Emmanuel Macron a annoncé que dans 8 métropoles et en Île-de-France, le couvre-feu allait s’imposer pour au moins 4 semaines de 21 heures à 6 heures. Ayant préparé l’opinion pendant plusieurs semaines à l’éventualité d’un reconfinement général, l’annonce du gouvernement a été accueillie avec soulagement par une large partie de la population qui a préféré troquer la liberté contre la sécurité sanitaire.

Selon un sondage Harris/LCI publié dans la foulée de l’intervention présidentielle, 73 % des Français se sont déclarés favorables à l’instauration du couvre-feu et 60 % ont trouvé le chef de l’État convaincant.

La pédagogie par la peur qui devait convaincre les Français d’adopter les gestes élémentaires pour éviter la propagation du virus a échoué, c’est donc au tour de la coercition de faire ployer une société civile désormais priée de s’atomiser pour survivre.

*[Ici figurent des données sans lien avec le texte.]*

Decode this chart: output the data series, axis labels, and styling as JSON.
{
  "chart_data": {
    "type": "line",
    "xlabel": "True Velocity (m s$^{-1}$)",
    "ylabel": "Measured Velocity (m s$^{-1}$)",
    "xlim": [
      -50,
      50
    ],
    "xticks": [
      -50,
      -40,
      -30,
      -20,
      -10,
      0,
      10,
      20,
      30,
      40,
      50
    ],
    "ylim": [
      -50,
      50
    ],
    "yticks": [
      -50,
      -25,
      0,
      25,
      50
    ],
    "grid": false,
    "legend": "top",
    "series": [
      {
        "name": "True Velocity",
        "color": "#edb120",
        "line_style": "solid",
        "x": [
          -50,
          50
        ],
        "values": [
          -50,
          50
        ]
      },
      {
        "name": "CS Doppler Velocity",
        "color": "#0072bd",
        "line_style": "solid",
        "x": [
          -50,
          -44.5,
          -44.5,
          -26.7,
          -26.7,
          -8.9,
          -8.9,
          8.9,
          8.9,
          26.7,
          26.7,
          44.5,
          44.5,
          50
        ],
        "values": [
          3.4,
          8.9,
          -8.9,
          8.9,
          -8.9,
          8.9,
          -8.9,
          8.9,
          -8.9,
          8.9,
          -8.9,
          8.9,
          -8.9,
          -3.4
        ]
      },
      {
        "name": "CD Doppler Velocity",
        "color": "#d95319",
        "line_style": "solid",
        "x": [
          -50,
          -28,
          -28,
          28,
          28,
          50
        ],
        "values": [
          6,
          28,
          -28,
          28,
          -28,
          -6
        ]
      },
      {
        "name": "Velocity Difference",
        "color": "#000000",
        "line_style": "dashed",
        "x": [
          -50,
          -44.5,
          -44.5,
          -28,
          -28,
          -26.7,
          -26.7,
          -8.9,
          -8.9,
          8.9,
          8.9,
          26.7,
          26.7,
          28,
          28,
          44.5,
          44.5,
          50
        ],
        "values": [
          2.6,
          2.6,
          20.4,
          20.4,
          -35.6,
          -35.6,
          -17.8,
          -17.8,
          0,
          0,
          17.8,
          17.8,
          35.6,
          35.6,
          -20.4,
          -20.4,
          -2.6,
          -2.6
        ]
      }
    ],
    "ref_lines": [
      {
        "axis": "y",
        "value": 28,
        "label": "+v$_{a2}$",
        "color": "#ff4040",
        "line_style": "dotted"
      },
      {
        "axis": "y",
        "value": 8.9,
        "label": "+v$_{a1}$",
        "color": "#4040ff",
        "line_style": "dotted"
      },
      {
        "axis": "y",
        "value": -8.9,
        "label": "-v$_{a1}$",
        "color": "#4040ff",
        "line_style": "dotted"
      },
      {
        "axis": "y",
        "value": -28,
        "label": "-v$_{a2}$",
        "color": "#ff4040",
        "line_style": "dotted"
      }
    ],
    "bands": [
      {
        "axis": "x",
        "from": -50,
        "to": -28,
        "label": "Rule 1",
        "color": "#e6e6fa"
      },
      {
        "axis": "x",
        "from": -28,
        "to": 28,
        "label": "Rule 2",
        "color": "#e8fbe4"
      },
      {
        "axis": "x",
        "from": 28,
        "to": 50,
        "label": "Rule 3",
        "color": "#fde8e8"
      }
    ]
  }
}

L’exécutif a les mains libres

Le pouvoir exécutif se retrouve les mains libres, et pérennise l’existence d’un Conseil scientifique qu’il a lui-même créé sur mesure pour légitimer ses décisions sanitaires. Assemblée nationale, conseil d’État, Conseil constitutionnel ont fait profil bas devant l’Élysée, entérinant toutes les mesures liberticides imposées par le gouvernement.

En s’appuyant sur un nouveau conseil non élu pour regagner l’autorité qu’il a perdue dans les urnes, l’exécutif ne fait que reprendre la technique de gouvernement qu’il a inaugurée avec la Convention climat.

Le chef d’État n’a pas fait mystère du rôle dudit conseil : monopoliser la vérité scientifique pour surtout dénier à ses critiques le droit de s’en prévaloir.

Ces derniers seront d’ailleurs sommés de se taire, les « débats permanents » sur les faits et la science appartiennent à cette culture démocratique que l’administration ne supporte pas. Dans La route de la servitude, Hayek évoquait déjà cette « impatience » de la Raison qui animait les experts collectivistes qui détruisirent l’État de droit en Allemagne.

Les mesures prises pour endiguer l’épidémie sont-elles disproportionnées par rapport aux buts sanitaires affichés ? Oui. Or le président de la République semble sûr de lui, et de toute façon, il est le seul à évaluer sa propre action.

Selon lui, sacrifier la vie économique d’une partie du pays et suspendre la vie privée de tous sont nécessaires pour éviter l’engorgement des hôpitaux et la croissance des cas Covid. Et les voix discordantes qui osent critiquer l’action gouvernementale seront comme d’habitude traitées comme des pathologies, qu’elles soient complotistes, rassurantes ou pourvoyeuses de fake news.

Ce qui apparaît en creux, c’est un pouvoir politique qui s’est coulé dans le moule de l’administration, et qui aujourd’hui fait subir une logique de guerre à un pays en temps de paix comme il a tenté de le faire pour le terrorisme, la drogue ou la panique climatique.

Déjà s’organise la riposte, et les défenseurs des libertés individuelles préparent la vraie sortie de l’état d’urgence. Mais le combat sera rude.